Brian Timmis Stadium
- Interactive map of Brian Timmis Stadium
- Former names: Civic Stadium
- Location: 75 Cannon Street North, Hamilton, Ontario
- Coordinates: 43°15′5″N 79°49′49″W﻿ / ﻿43.25139°N 79.83028°W
- Capacity: 5,000
- Surface: Grass

Construction
- Renovated: 1968
- Closed: 2012
- Demolished: 2013

Tenants
- Hamilton Croatia (CSL) (2010) Hamilton Thunder (CPSL) (2001–2005)

= Brian Timmis Stadium =

Soccer stadium in Hamilton, Ontario

Brian Timmis Stadium was a soccer stadium in Hamilton, Ontario. The stadium was built in 1968, and seated 5,000 people. The stadium most recently hosted soccer teams Hamilton Croatia, a Canadian Professional Soccer League club, and the Hamilton Avalanche, a club that played in the W-League of the United Soccer Leagues.
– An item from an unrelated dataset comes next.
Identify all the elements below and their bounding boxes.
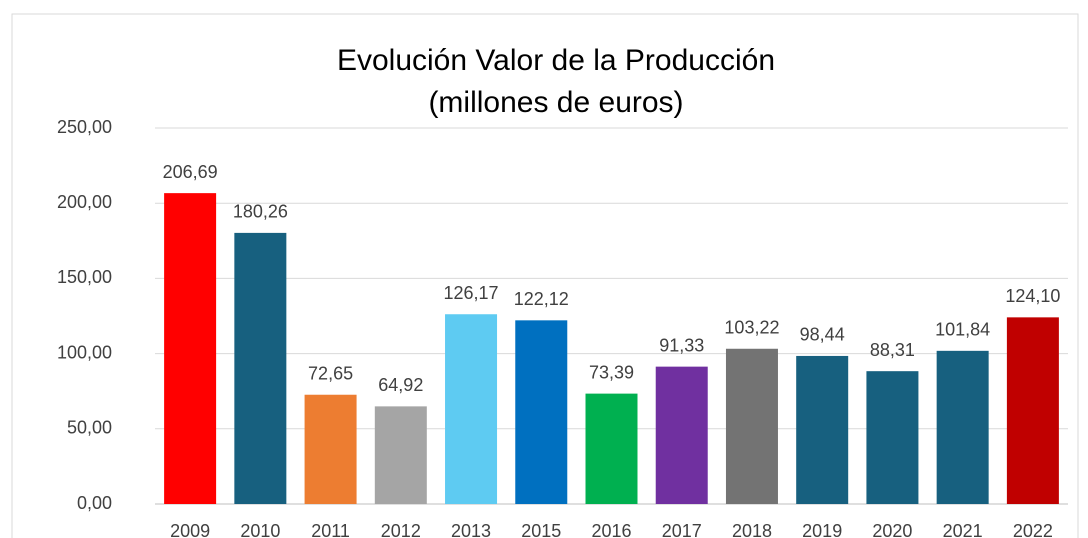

It was located next to Ivor Wynne Stadium.

Named after CFL player Brian Timmis, the stadium also previously hosted soccer teams the Hamilton Steelers and the Hamilton Thunder before the franchises folded.

Prior to 1968 the site was home to Scott Park baseball field built in 1925. The grandstand was demolished and converted into a soccer pitch.

In 2013, the stadium was demolished along with Ivor Wynne Stadium to make room for Hamilton Stadium which opened in 2014. The public square of the new stadium is located on the site of Brian Timmis Stadium.